The structure of sleep in patients with Parkinson’s disease also does not have the features characteristic of classical depression. However, all antidepressant efforts are quite effective in this disease: tricyclic antidepressants and antidepressants – serotonin reuptake inhibitors, sleep deprivation, phototherapy. French researchers have identified dopamine-dependent depression, which turned out to be more sensitive to dopaminomimetics than to other antidepressants. The structure of sleep in this case turned out to be similar to that in patients with parkinsonism.

Evaluation of the effectiveness of antidepressants in depression, as a rule, is carried out taking into account the data of polysomnographic studies, i.e. these drugs should increase FBS PF, “delay” awakening at a later time. All drugs used in clinical practice in this group (from amitriptyline to prozac) satisfy these requirements.

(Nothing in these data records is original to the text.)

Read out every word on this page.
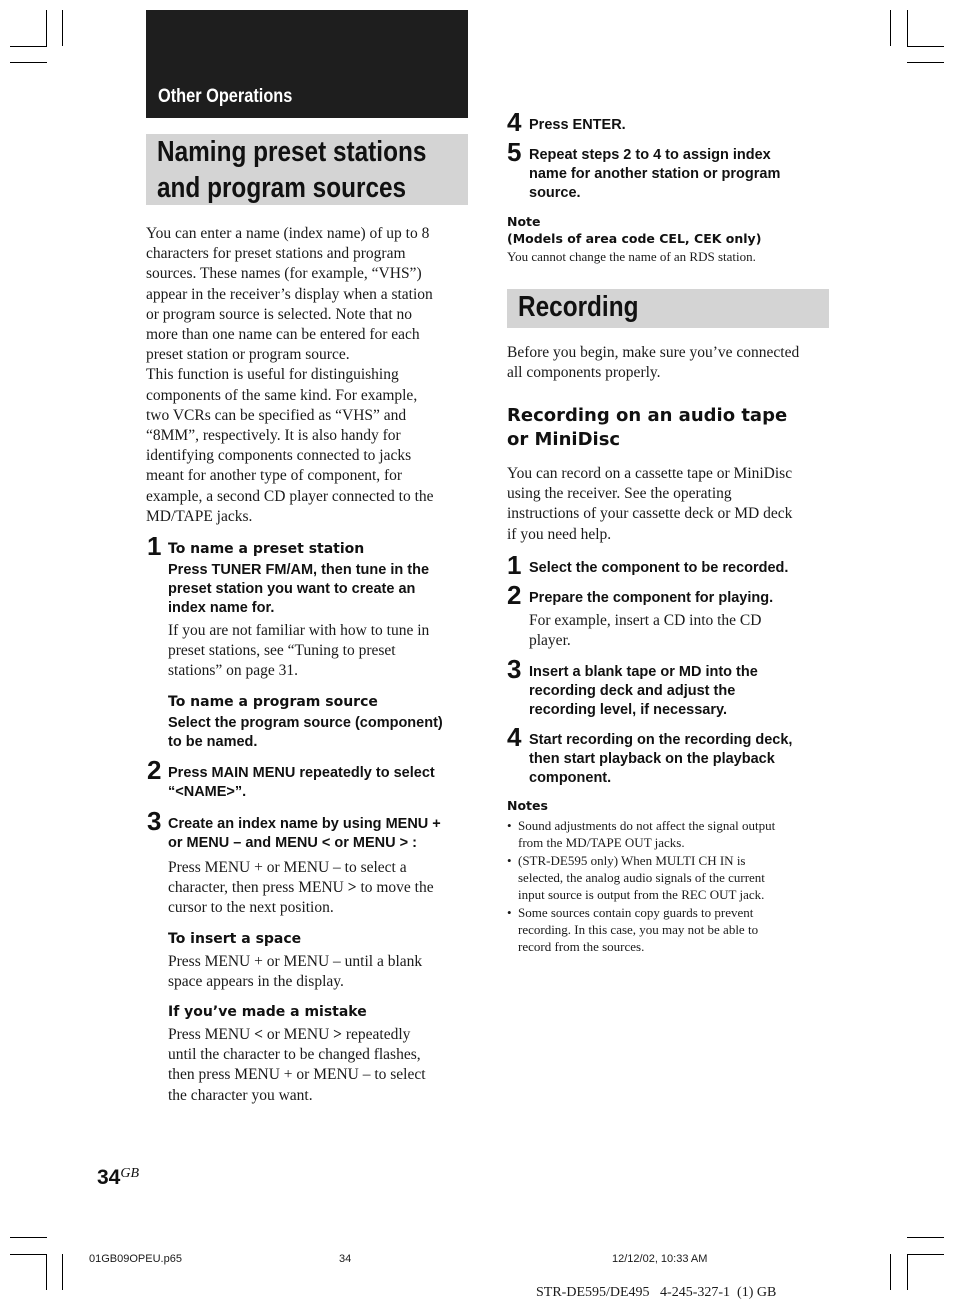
Other Operations
Naming preset stations
and program sources
You can enter a name (index name) of up to 8
characters for preset stations and program
sources. These names (for example, “VHS”)
appear in the receiver’s display when a station
or program source is selected. Note that no
more than one name can be entered for each
preset station or program source.
This function is useful for distinguishing
components of the same kind. For example,
two VCRs can be specified as “VHS” and
“8MM”, respectively. It is also handy for
identifying components connected to jacks
meant for another type of component, for
example, a second CD player connected to the
MD/TAPE jacks.
1 To name a preset station
Press TUNER FM/AM, then tune in the
preset station you want to create an
index name for.
If you are not familiar with how to tune in
preset stations, see “Tuning to preset
stations” on page 31.
To name a program source
Select the program source (component)
to be named.
2 Press MAIN MENU repeatedly to select
“<NAME>”.
3 Create an index name by using MENU +
or MENU – and MENU < or MENU > :
Press MENU + or MENU – to select a
character, then press MENU > to move the
cursor to the next position.
To insert a space
Press MENU + or MENU – until a blank
space appears in the display.
If you’ve made a mistake
Press MENU < or MENU > repeatedly
until the character to be changed flashes,
then press MENU + or MENU – to select
the character you want.
4 Press ENTER.
5 Repeat steps 2 to 4 to assign index
name for another station or program
source.
Note
(Models of area code CEL, CEK only)
You cannot change the name of an RDS station.
Recording
Before you begin, make sure you’ve connected
all components properly.
Recording on an audio tape
or MiniDisc
You can record on a cassette tape or MiniDisc
using the receiver. See the operating
instructions of your cassette deck or MD deck
if you need help.
1 Select the component to be recorded.
2 Prepare the component for playing.
For example, insert a CD into the CD
player.
3 Insert a blank tape or MD into the
recording deck and adjust the
recording level, if necessary.
4 Start recording on the recording deck,
then start playback on the playback
component.
Notes
• Sound adjustments do not affect the signal output
from the MD/TAPE OUT jacks.
• (STR-DE595 only) When MULTI CH IN is
selected, the analog audio signals of the current
input source is output from the REC OUT jack.
• Some sources contain copy guards to prevent
recording. In this case, you may not be able to
record from the sources.
$34^{GB}$
01GB09OPEU.p65	34	12/12/02, 10:33 AM
STR-DE595/DE495   4-245-327-1  (1) GB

Undoubtedly, deprivation (deprivation) of sleep (DS) took an important place in the treatment of depression – the method is all the more effective the more depressive the disorders are. DS helps well mainly with endogenous depression as part of manic-depressive psychosis. There is no doubt that DS is most effective in patients with severe or moderate depression. Peculiarities of responding to DS are associated with individual psychological characteristics, in particular, it is worst experienced by persons who are prone to crowding out undesirable elements from consciousness. DS can be a predictor of the reaction to antidepressants: those responding to DS can be successfully treated with clomipramine with immediate improvement, those whose condition improves on day 2 with maprotiline. Some authors believe that this technique is comparable in effectiveness with electroconvulsive therapy. DS can be an independent method of treating patients with a subsequent transition to antidepressants. Apparently, it should be used in all patients who are resistant to pharmacotherapy to increase the capabilities of the latter.

Thus, violations of the sleep-wake cycle in depression are diverse and include insomnia and hypersomnia. The “cleaner” the depression, the more likely it is to identify sufficiently characteristic changes in the structure of night sleep, the greater the “plus” added to the depressive radical (in the form of motor or pain disorders), the more nonspecific sleep disturbances look. In this regard, some non-pharmacological methods that act on the depressive radical — sleep deprivation and phototherapy, which are quite effective and safe, are of interest. At present, much attention is paid to the study of sleep in depression. The discovery of the commonality of some biochemical mechanisms of depression, sleep disturbances, and circadian rhythms further increases interest in this problem, especially since this opens up the possibility of new integrated approaches to the treatment of sleep disorders in depression.